Hace tiempo que os he prometido una visita tanto a ti como al amigo Caribdis, a quien a pesar de estar muy cerca, no he encontrado el momento - más bien la cabeza y la predisposición, para hablar con él con calma. Quiero confirmar mi elección con personas a las que considero muy cualificadas, aunque lógicamente un barco es algo muy personal que depende no sólo de los gustos, sino de las condiciones y la edad. Posiblemente nunca me había planteado esta elección, pero creo que esta bastante reflexionado.
La razón fundamental de esa demora, lógicamente no es la oportunidad. He estado por tu zona varías veces y no te he llamado, porque no tenía la cabeza en estas cosas.
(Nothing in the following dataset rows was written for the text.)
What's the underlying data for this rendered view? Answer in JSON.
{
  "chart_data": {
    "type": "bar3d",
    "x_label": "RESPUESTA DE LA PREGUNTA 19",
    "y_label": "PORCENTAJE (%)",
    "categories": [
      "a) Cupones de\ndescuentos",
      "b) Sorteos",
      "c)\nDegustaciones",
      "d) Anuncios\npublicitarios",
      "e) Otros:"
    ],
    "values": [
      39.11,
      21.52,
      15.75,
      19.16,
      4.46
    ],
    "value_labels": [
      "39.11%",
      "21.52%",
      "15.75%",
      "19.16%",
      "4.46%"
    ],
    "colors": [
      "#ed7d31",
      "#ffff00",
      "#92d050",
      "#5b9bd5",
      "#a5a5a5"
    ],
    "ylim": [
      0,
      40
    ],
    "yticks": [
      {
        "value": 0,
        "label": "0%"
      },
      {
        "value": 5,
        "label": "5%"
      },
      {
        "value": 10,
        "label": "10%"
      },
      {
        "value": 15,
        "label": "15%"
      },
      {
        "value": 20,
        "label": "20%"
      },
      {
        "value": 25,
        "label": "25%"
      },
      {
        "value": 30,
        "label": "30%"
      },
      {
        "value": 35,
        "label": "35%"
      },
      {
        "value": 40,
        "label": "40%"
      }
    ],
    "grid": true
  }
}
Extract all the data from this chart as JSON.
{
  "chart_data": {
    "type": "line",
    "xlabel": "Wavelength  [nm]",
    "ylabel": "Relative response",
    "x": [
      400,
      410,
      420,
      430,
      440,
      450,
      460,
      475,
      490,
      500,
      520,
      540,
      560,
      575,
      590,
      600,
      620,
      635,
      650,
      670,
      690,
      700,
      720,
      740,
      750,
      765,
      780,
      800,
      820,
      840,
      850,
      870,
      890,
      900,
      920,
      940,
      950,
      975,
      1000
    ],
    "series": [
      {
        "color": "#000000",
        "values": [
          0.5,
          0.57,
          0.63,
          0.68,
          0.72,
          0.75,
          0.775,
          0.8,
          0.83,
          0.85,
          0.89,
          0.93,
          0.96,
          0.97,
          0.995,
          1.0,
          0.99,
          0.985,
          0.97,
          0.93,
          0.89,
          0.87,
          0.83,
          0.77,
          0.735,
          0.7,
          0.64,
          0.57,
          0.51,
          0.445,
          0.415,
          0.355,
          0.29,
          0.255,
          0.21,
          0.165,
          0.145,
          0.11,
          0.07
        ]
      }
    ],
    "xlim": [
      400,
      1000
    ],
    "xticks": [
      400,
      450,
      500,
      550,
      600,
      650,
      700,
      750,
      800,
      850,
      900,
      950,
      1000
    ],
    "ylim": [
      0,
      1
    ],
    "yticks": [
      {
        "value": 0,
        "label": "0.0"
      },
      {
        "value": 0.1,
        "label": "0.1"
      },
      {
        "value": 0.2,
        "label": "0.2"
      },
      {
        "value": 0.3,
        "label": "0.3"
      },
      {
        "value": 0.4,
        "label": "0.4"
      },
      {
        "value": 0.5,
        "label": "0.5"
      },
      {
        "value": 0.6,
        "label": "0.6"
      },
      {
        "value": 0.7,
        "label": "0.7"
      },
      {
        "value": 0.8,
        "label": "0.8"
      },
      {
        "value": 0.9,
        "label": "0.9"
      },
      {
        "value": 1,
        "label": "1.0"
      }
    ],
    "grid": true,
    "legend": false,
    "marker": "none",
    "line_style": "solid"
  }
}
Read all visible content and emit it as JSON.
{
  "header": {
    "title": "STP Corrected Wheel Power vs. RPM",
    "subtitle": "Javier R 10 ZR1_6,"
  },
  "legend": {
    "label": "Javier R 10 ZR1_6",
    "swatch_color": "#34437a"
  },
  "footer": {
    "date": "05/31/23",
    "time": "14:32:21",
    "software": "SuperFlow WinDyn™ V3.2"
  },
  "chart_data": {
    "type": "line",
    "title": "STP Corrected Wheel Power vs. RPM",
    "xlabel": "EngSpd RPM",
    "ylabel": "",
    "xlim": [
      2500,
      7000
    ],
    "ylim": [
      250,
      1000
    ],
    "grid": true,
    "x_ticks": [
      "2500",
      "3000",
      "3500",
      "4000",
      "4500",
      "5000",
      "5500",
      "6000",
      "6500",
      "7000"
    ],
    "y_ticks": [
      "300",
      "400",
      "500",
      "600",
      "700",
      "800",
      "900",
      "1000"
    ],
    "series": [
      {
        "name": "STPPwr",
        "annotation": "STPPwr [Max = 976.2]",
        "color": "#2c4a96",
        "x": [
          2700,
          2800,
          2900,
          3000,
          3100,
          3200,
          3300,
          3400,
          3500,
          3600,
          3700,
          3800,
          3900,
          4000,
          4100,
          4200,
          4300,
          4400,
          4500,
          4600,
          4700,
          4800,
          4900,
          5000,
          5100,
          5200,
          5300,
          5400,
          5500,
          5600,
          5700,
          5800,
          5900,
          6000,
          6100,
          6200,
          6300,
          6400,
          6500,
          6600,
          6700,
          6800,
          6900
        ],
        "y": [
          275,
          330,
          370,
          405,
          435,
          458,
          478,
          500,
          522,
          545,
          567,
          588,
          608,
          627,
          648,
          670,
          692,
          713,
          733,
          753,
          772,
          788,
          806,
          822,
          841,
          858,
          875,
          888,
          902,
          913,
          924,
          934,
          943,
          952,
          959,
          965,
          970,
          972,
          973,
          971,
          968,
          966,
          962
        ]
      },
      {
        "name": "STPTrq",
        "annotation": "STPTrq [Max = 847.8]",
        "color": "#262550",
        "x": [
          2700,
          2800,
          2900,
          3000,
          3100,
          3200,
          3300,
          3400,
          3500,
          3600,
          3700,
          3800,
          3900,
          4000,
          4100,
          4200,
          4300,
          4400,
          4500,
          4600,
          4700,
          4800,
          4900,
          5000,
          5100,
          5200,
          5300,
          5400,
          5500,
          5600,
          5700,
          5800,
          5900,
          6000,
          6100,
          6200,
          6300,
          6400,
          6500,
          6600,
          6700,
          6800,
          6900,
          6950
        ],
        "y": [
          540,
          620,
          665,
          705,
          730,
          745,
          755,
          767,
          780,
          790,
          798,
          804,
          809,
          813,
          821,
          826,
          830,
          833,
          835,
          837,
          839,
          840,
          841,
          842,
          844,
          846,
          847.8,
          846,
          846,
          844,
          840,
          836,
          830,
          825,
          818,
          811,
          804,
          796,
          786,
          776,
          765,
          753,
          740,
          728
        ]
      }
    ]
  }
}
Cuando me permitas que te invite a una relajada comida, te contaré personalmente, algunos sucesos -,que en principio parecían malos y resultaron buenos - el caso es que me han robado dos o tres años -retomo ahora un proyecto que deje en suspenso hace más de veinticinco años, después de terminar de rehabilitar mi casita soñada en el campo y mi primera y única construcción - un raquero de pantoque vivo-
Por en medio han pasado muchas cosas, barcos y navegaciones. Espero que por fin sea verdad que pueda cumplir aquella ilusión de hacer la casa de mis sueños y después mi barco. Lo gracioso es que ya no vivo en esa casa y el barco de mis sueños es otro.